Est-ce pour autant le jour le plus noir de l’année ? La récente pause de 15 jours sans bloguer préméditait cette fin tragique. Le blog tournait en rond, de l’aveu même de son auteure, il a lentement mué au cours de ces derniers mois. Il n’avait plus rien à offrir, si ce n’est la montée des marches d’une jeunauteure qui fait tout pour obtenir le succès, et commence à le connaître. Déjà un passage sur Canal+. Cette recherche du succès n’est pas forcémment compatible avec son blog et certaines des polémiques qui y ont surgi par le passé.
Maïa a-t-elle vieilli ? (on dit mûri pour rester positif, mais Maïa n’accepterait pas cette métaphore) Cela constituait sa plus grande peur.
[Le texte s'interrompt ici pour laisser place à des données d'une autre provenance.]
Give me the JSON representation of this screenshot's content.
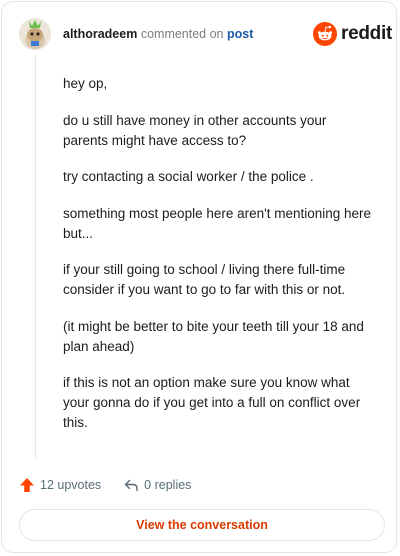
{
  "comment": {
    "username": "althoradeem",
    "action_text": "commented on",
    "post_link": "post",
    "paragraphs": [
      "hey op,",
      "do u still have money in other accounts your parents might have access to?",
      "try contacting a social worker / the police .",
      "something most people here aren't mentioning here but...",
      "if your still going to school / living there full-time consider if you want to go to far with this or not.",
      "(it might be better to bite your teeth till your 18 and plan ahead)",
      "if this is not an option make sure you know what your gonna do if you get into a full on conflict over this."
    ],
    "upvotes": "12 upvotes",
    "replies": "0 replies",
    "cta_label": "View the conversation"
  },
  "brand": {
    "name": "reddit",
    "color": "#ff4500"
  },
  "icons": {
    "upvote": "upvote-arrow-icon",
    "reply": "reply-arrow-icon",
    "logo": "reddit-snoo-icon",
    "avatar": "user-avatar"
  },
  "colors": {
    "upvote": "#ff4500",
    "link": "#1a5bab",
    "cta_text": "#d93a00",
    "muted": "#576f76"
  }
}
Certes, elle a pris plus de 2 ans depuis ses débuts, mais dans ses textes ? D’abord elle est déjà passée du polyamour à une vie sexuelle normale. Puis ses attaques envers l’ordre établi se sont faite moins nombreuses. Bientôt, elle pensera peut-être même à se marier, voire à faire un gamin. Mais c’est justement aussi pour rester logique avec elle-même dans cette croisade anti-vieux qu’elle arrête de bloguer.
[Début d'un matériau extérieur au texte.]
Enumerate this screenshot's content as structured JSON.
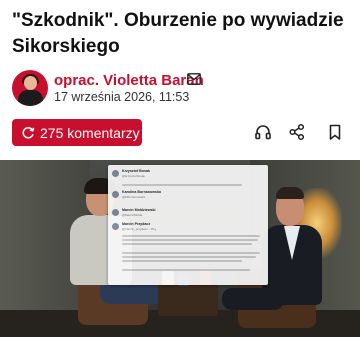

Ou peut-être nous cache-t-elle certaines choses dans le but de ne pas nuire à sa réputation de jeunauteure ? Déjà , elle a commencé à supprimer certains textes de peur qu’ils ne nuisent à sa réputation dans le futur. Et elle a promis d’élaguer bon nombre de posts prochainement. Supprimer ces textes qui ont été visibles longtemps sur internet et qui sont pour certains archivés revient un peu à les renier. Critiquer les trentenaires dans leur ensemble revenant un peu à s’auto-critiquer elle-même dans 3 ans, c’était prévisible, à moins que Maïa ne pense au suicide. Or ce n’est pas le cas, puisqu’elle a un presque-plan de carrière sur 30 ans. Toutefois ce même cap des 30 ans lui fait encore peur. Elle n’est peut-être pas perdue. Elle envisage peut-être de vivre dans un énorme paradoxe ?
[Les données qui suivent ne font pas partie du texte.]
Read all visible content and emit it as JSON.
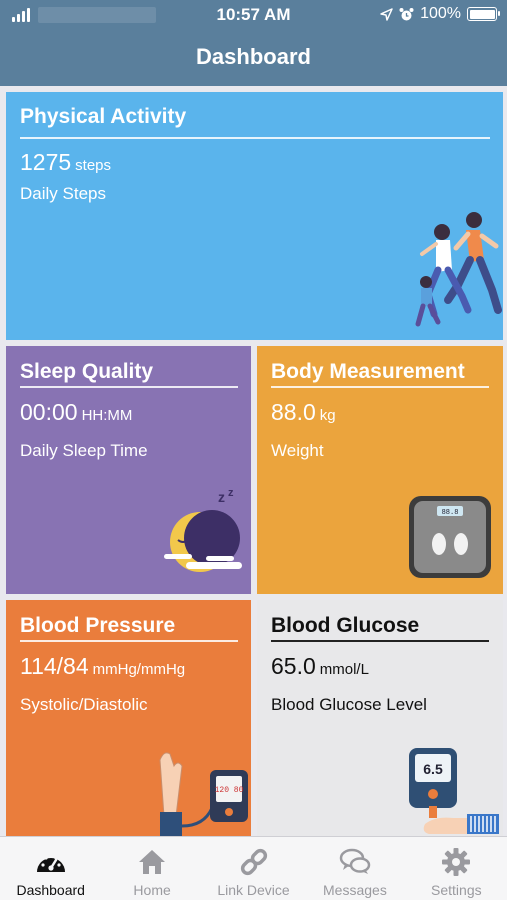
{
  "status_bar": {
    "time": "10:57 AM",
    "battery": "100%"
  },
  "header": {
    "title": "Dashboard"
  },
  "cards": {
    "activity": {
      "title": "Physical Activity",
      "value": "1275",
      "unit": "steps",
      "label": "Daily Steps",
      "color": "#5ab4ec"
    },
    "sleep": {
      "title": "Sleep Quality",
      "value": "00:00",
      "unit": "HH:MM",
      "label": "Daily Sleep Time",
      "color": "#8873b3"
    },
    "body": {
      "title": "Body Measurement",
      "value": "88.0",
      "unit": "kg",
      "label": "Weight",
      "color": "#eba43d"
    },
    "bp": {
      "title": "Blood Pressure",
      "value": "114/84",
      "unit": "mmHg/mmHg",
      "label": "Systolic/Diastolic",
      "color": "#ea7d3c"
    },
    "glucose": {
      "title": "Blood Glucose",
      "value": "65.0",
      "unit": "mmol/L",
      "label": "Blood Glucose Level",
      "color": "#e8e8ea"
    }
  },
  "illustrations": {
    "scale_display": "88.8",
    "bp_monitor_display": "120 80",
    "glucometer_display": "6.5"
  },
  "tabs": [
    {
      "label": "Dashboard",
      "icon": "speedometer-icon",
      "active": true
    },
    {
      "label": "Home",
      "icon": "home-icon",
      "active": false
    },
    {
      "label": "Link Device",
      "icon": "link-icon",
      "active": false
    },
    {
      "label": "Messages",
      "icon": "chat-bubbles-icon",
      "active": false
    },
    {
      "label": "Settings",
      "icon": "gear-icon",
      "active": false
    }
  ]
}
En attendant, il n’en reste pas moins qu’elle avoue avoir profité de ce blog pour (tenter de) vendre des livres. Elle avoue même avoir « ourdi, décalé, joué, trollé, mis en scène ». Des aveux qui au fond n’ont rien d’exceptionnel, bon nombre de blogueurs font de même. La majorité même. Je serais le dernier à lui lançer la pierre à ce sujet, de peur d’une mort par lapidation particulièrement spectaculaire et fort violente lorsque le même jugement me sera appliqué. La vraie vie ce n’est que rarement intéressant à bloguer et à lire par après. Même avec le talent d’écriture de Maïa.
Il reste néanmoins que l’assassin est toujours en vie et en liberté. Il pourra toujours commencer un nouveau blog, sous son vrai nom ou un autre, pour le tuer ensuite. Peut-être le faire sous un autre nom, en abandonnant le politiquement correct.
J’ai déjà aspiré les archives de la Maïa jeune et inconnue. Au cas où l’envie de la relire me prendrait un jour. C’est quand elle veux pour une bière. Quand à la vieille Maïa, auteure à succès mariée avec 5 gamins qu’elle pourrait devenir dans quelques années, je lui demanderais de se relire tout simplement à ce moment-là , puis d’en dire ce qu’elle est en pense. Maïa, n’oublie pas de garder une copie avant de procéder à l’autodafé.